Photographing a printed table, a handwritten list, or a receipt is quick, but re-typing everything you photographed into a spreadsheet afterwards is not. This tool bridges that gap: it reads the text visible inside one or more images using optical character recognition (OCR) running directly in your browser, and drops each line of recognised text into its own row of a downloadable Excel spreadsheet, so you land with structured data instead of a photo you still have to transcribe by hand.
To use it, add one or more JPG or PNG images to the drop zone and press Extract to Excel. The tool loads an OCR engine, scans each image for text, and works line by line, placing every recognised line into a new row of a spreadsheet in the order the images and lines appear. If you add several images at once, each image's text is appended after the previous one, so you can build up a single spreadsheet from a whole stack of photos in one pass rather than converting them one at a time.
It is worth setting expectations honestly: OCR works well on clear, high-contrast, reasonably horizontal text — a printed price list, a typed table, a clean receipt, a photographed spreadsheet printout — and it will make some mistakes on messy handwriting, blurry photos, low light, or heavily stylised fonts. Because it recognises text line by line rather than truly understanding table columns, cell boundaries in the original image are approximated rather than perfectly reconstructed, so it works best for lists and single-column data, and you may need to manually split some cells afterwards for a multi-column table with unclear borders.

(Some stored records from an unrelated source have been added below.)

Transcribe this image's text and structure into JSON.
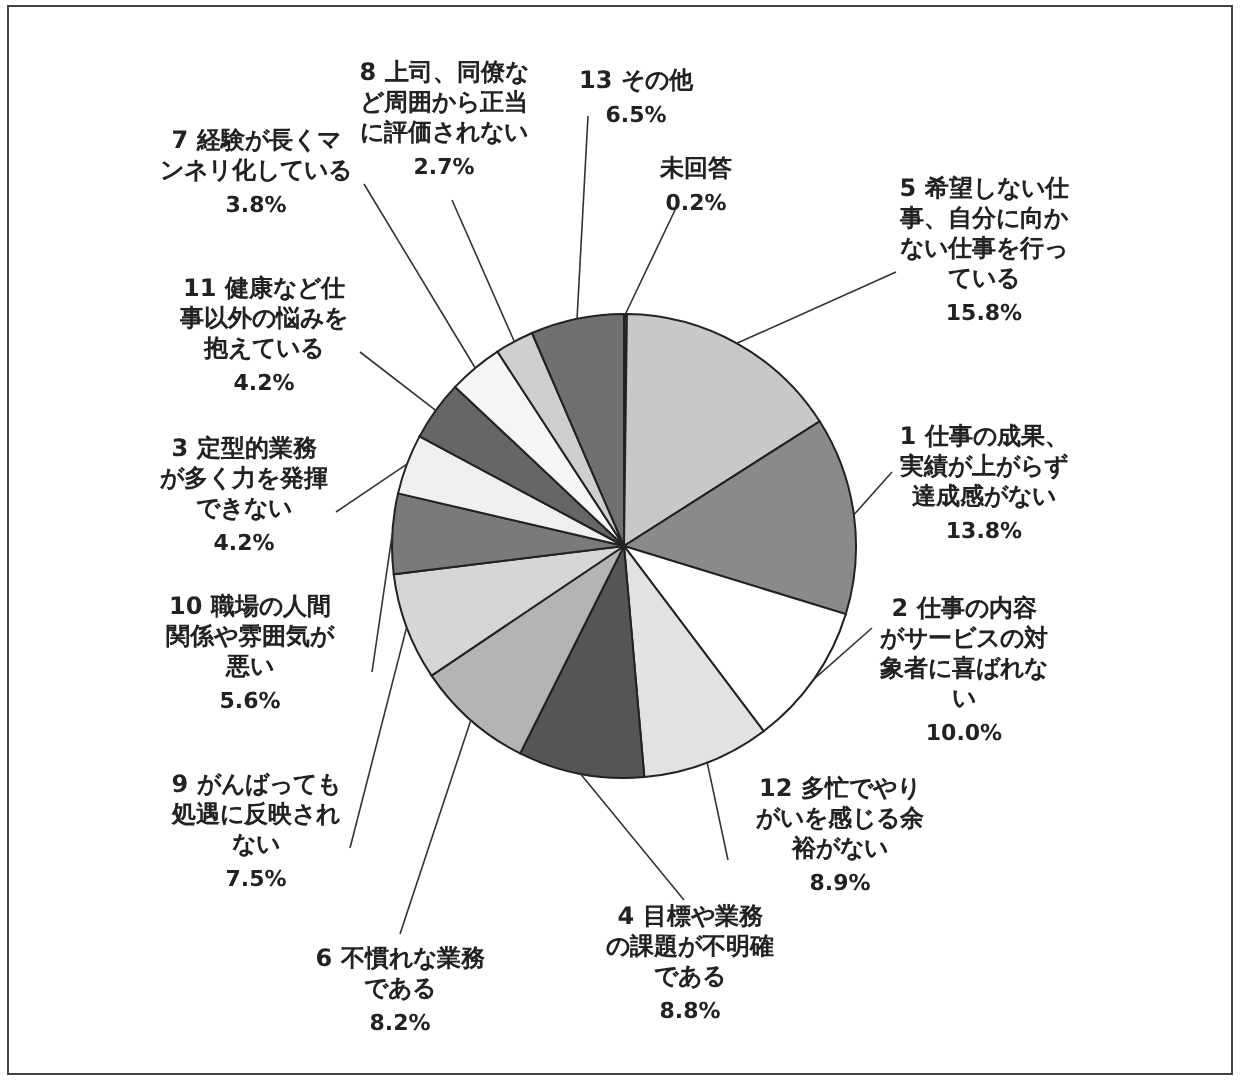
{
  "chart_data": {
    "type": "pie",
    "categories": [
      "未回答",
      "5 希望しない仕事、自分に向かない仕事を行っている",
      "1 仕事の成果、実績が上がらず達成感がない",
      "2 仕事の内容がサービスの対象者に喜ばれない",
      "12 多忙でやりがいを感じる余裕がない",
      "4 目標や業務の課題が不明確である",
      "6 不慣れな業務である",
      "9 がんばっても処遇に反映されない",
      "10 職場の人間関係や雰囲気が悪い",
      "3 定型的業務が多く力を発揮できない",
      "11 健康など仕事以外の悩みを抱えている",
      "7 経験が長くマンネリ化している",
      "8 上司、同僚など周囲から正当に評価されない",
      "13 その他"
    ],
    "values": [
      0.2,
      15.8,
      13.8,
      10.0,
      8.9,
      8.8,
      8.2,
      7.5,
      5.6,
      4.2,
      4.2,
      3.8,
      2.7,
      6.5
    ],
    "value_labels": [
      "0.2%",
      "15.8%",
      "13.8%",
      "10.0%",
      "8.9%",
      "8.8%",
      "8.2%",
      "7.5%",
      "5.6%",
      "4.2%",
      "4.2%",
      "3.8%",
      "2.7%",
      "6.5%"
    ],
    "colors": [
      "#333333",
      "#c8c8c8",
      "#8a8a8a",
      "#ffffff",
      "#e2e2e2",
      "#555555",
      "#b4b4b4",
      "#d6d6d6",
      "#7a7a7a",
      "#f0f0f0",
      "#666666",
      "#f6f6f6",
      "#cfcfcf",
      "#707070"
    ]
  }
}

This is a genuinely useful shortcut for digitising receipts for an expense report, turning a photographed price list from a supplier into an editable sheet, capturing data from a printed form, or getting a head start on transcribing a scanned document instead of typing it all from scratch. Straightening the photo, making sure the text fills the frame, and photographing in good, even lighting all noticeably improve the accuracy of what comes out the other end.
If the source photo contains a genuine multi-column table with visible gridlines, cropping the image tightly to just the table (removing any surrounding whitespace or background) before uploading it tends to noticeably improve how cleanly the recognised text lines up when it lands in the spreadsheet, since the OCR engine has less unrelated visual noise to work around.
The OCR engine and spreadsheet builder both run entirely inside your browser using JavaScript — your images are never uploaded anywhere, and the recognition happens on your own device using its own processing power, which is also why very large images or a large batch of photos may take a little longer to finish than a tiny single image would. The tool has no watermark, no sign-up requirement, and no limit on how many images or spreadsheets you generate.